-Only a petty mind, an artist who at most speaks and dresses as such, looks solely for people in whom he recognizes the harmonious proportions of allegorical figures. For the true artist, as for the natural scientist, every type is interesting, and even the smallest muscle has its importance.- —Marcel Proust Long overlooked in Proust's posthumously published writings, Chardin and Rembrandt, written when he was only 24 years old, not only reemphasizes the importance of visual art to his development, but contains the seeds of his later work. Submitted in 1895 by Proust to the newspaper Revue hebdomadaire (it was rejected), this essay is much more than a straightforward piece of art criticism. It is a literary experiment in which an unnamed narrator gives advice to a young man suffering from melancholy, taking him on an imaginary tour through the Louvre where his readings of Chardin imbue the everyday world with new meaning, and his ruminations on Rembrandt take his melancholic pupil beyond the realm of mere objects.
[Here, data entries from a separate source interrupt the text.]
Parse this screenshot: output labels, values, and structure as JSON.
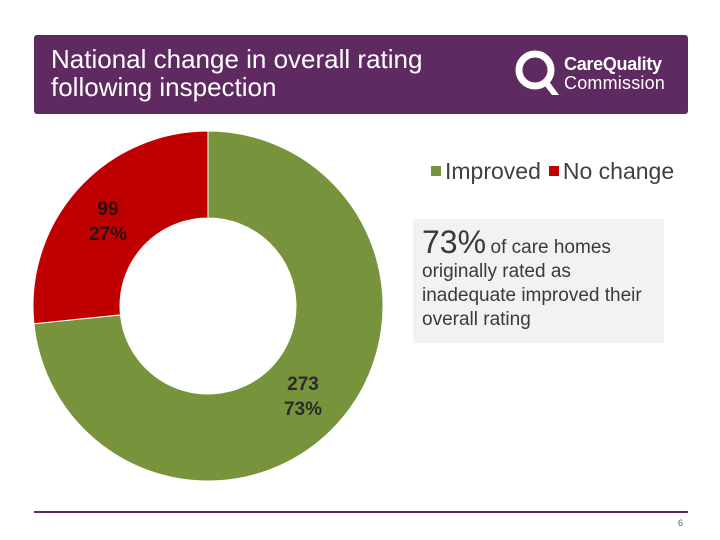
{
  "header": {
    "title": "National change in overall rating\nfollowing inspection",
    "background": "#5f2a61"
  },
  "logo": {
    "line1": "CareQuality",
    "line2": "Commission",
    "icon": "cqc-q-logo-icon"
  },
  "info_box": {
    "big": "73%",
    "text_inline": "of care homes",
    "text_rest": "originally rated as inadequate improved their overall rating"
  },
  "footer": {
    "page_number": "6",
    "line_color": "#5f2a61"
  },
  "chart_data": {
    "type": "pie",
    "subtype": "donut",
    "categories": [
      "Improved",
      "No change"
    ],
    "values": [
      273,
      99
    ],
    "percent_labels": [
      "73%",
      "27%"
    ],
    "colors": [
      "#77933c",
      "#c00000"
    ],
    "legend_placement": "top-right",
    "legend": [
      "Improved",
      "No change"
    ]
  }
}
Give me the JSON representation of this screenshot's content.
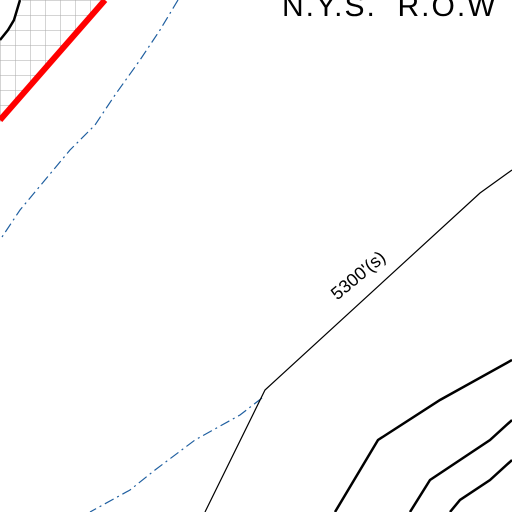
{
  "map": {
    "labels": {
      "row": "N.Y.S.  R.O.W",
      "contour": "5300'(s)"
    }
  }
}
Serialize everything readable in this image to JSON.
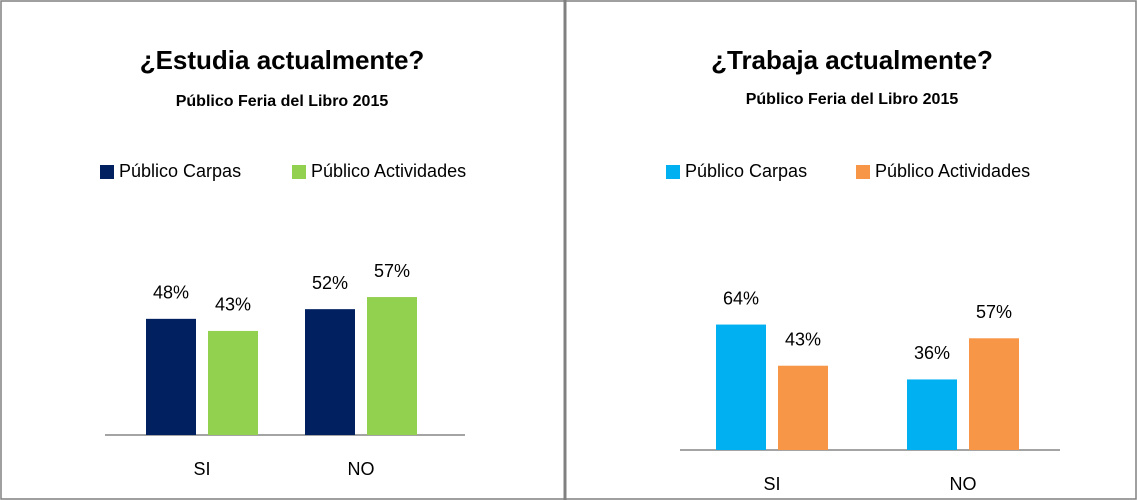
{
  "chart_data": [
    {
      "type": "bar",
      "title": "¿Estudia actualmente?",
      "subtitle": "Público Feria del Libro 2015",
      "categories": [
        "SI",
        "NO"
      ],
      "series": [
        {
          "name": "Público Carpas",
          "color": "#002060",
          "values": [
            48,
            52
          ],
          "value_labels": [
            "48%",
            "52%"
          ]
        },
        {
          "name": "Público Actividades",
          "color": "#92d050",
          "values": [
            43,
            57
          ],
          "value_labels": [
            "43%",
            "57%"
          ]
        }
      ]
    },
    {
      "type": "bar",
      "title": "¿Trabaja actualmente?",
      "subtitle": "Público Feria del Libro 2015",
      "categories": [
        "SI",
        "NO"
      ],
      "series": [
        {
          "name": "Público Carpas",
          "color": "#00b0f0",
          "values": [
            64,
            36
          ],
          "value_labels": [
            "64%",
            "36%"
          ]
        },
        {
          "name": "Público Actividades",
          "color": "#f79646",
          "values": [
            43,
            57
          ],
          "value_labels": [
            "43%",
            "57%"
          ]
        }
      ]
    }
  ]
}
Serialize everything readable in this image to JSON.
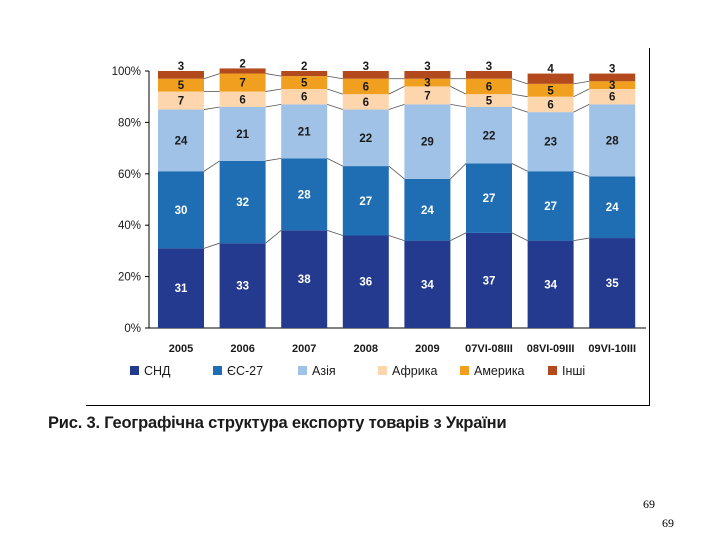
{
  "caption": "Рис. 3. Географічна структура експорту товарів з України",
  "page_number_1": "69",
  "page_number_2": "69",
  "chart_data": {
    "type": "bar",
    "stacked": true,
    "categories": [
      "2005",
      "2006",
      "2007",
      "2008",
      "2009",
      "07VI-08III",
      "08VI-09III",
      "09VI-10III"
    ],
    "y_ticks": [
      "0%",
      "20%",
      "40%",
      "60%",
      "80%",
      "100%"
    ],
    "ylim": [
      0,
      100
    ],
    "legend_position": "bottom",
    "series": [
      {
        "name": "СНД",
        "color": "#243a8f",
        "values": [
          31,
          33,
          38,
          36,
          34,
          37,
          34,
          35
        ]
      },
      {
        "name": "ЄС-27",
        "color": "#1f6eb4",
        "values": [
          30,
          32,
          28,
          27,
          24,
          27,
          27,
          24
        ]
      },
      {
        "name": "Азія",
        "color": "#9fc2e6",
        "values": [
          24,
          21,
          21,
          22,
          29,
          22,
          23,
          28
        ]
      },
      {
        "name": "Африка",
        "color": "#fdd6ad",
        "values": [
          7,
          6,
          6,
          6,
          7,
          5,
          6,
          6
        ]
      },
      {
        "name": "Америка",
        "color": "#f0a01e",
        "values": [
          5,
          7,
          5,
          6,
          3,
          6,
          5,
          3
        ]
      },
      {
        "name": "Інші",
        "color": "#b24a1e",
        "values": [
          3,
          2,
          2,
          3,
          3,
          3,
          4,
          3
        ]
      }
    ]
  }
}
Published for the first time as a stand-alone volume and newly translated, this edition, part of the David Zwirner Books ekphrasis series, aims to introduce a wider audience to one of Proust's most important pieces on art. -For the true artist, - as Proust writes, -as for the natural scientist, every type is interesting, and even the smallest muscle has its importance.- The same could be said of the author's own work—every essay has its own crucial place in the formation of his groundbreaking oeuvre. The afterword by renowned Proust scholar Alain Madeleine-Perdrillat, originally published in the French by Le Bruits du Temps, is an impassioned argument in favor of returning to the lost paths of Proust's early thinking. It sees, in the passage from Chardin's world of objects to Rembrandt's contemplative paintings, a movement toward the radical interiority for which Proust would later become widely celebrated as a novelist. Written at the beginning of his literary career, Chardin and Rembrandt gestures back to some of Proust's earliest notes on art, while creating space for what was to come.
Author

Marcel Proust was a French novelist, best known for his 3000 page masterpiece À la recherche du temps perdu (Remembrance of Things Past or In Search of Lost Time), a pseudo-autobiographical novel told mostly in a stream-of-consciousness style. Born in the first year of the Third Republic, the young Marcel, like his narrator, was a delicate child from a bourgeois family. He was active in Parisian high society during the 80s and 90s, welcomed in the most fashionable and exclusive salons of his day. However, his position there was also one of an outsider, due to his Jewishness and homosexuality. Towards the end of 1890s Proust began to withdraw more and more from society, and although he was never entirely reclusive, as is sometimes made out, he lapsed more completely into his lifelong tendency to sleep during the day and work at night. He was also plagued with severe asthma, which had troubled him intermittently since childhood, and a terror of his own death, especially in case it should come before his novel had been completed. The first volume, after some difficulty finding a publisher, came out in 1913, and Proust continued to work with an almost inhuman dedication on his masterpiece right up until his death in 1922, at the age of 51. Today he is widely recognized as one of the greatest authors of the 20th Century, and À la recherche du temps perdu as one of the most dazzling and significant works of literature to be written in modern times.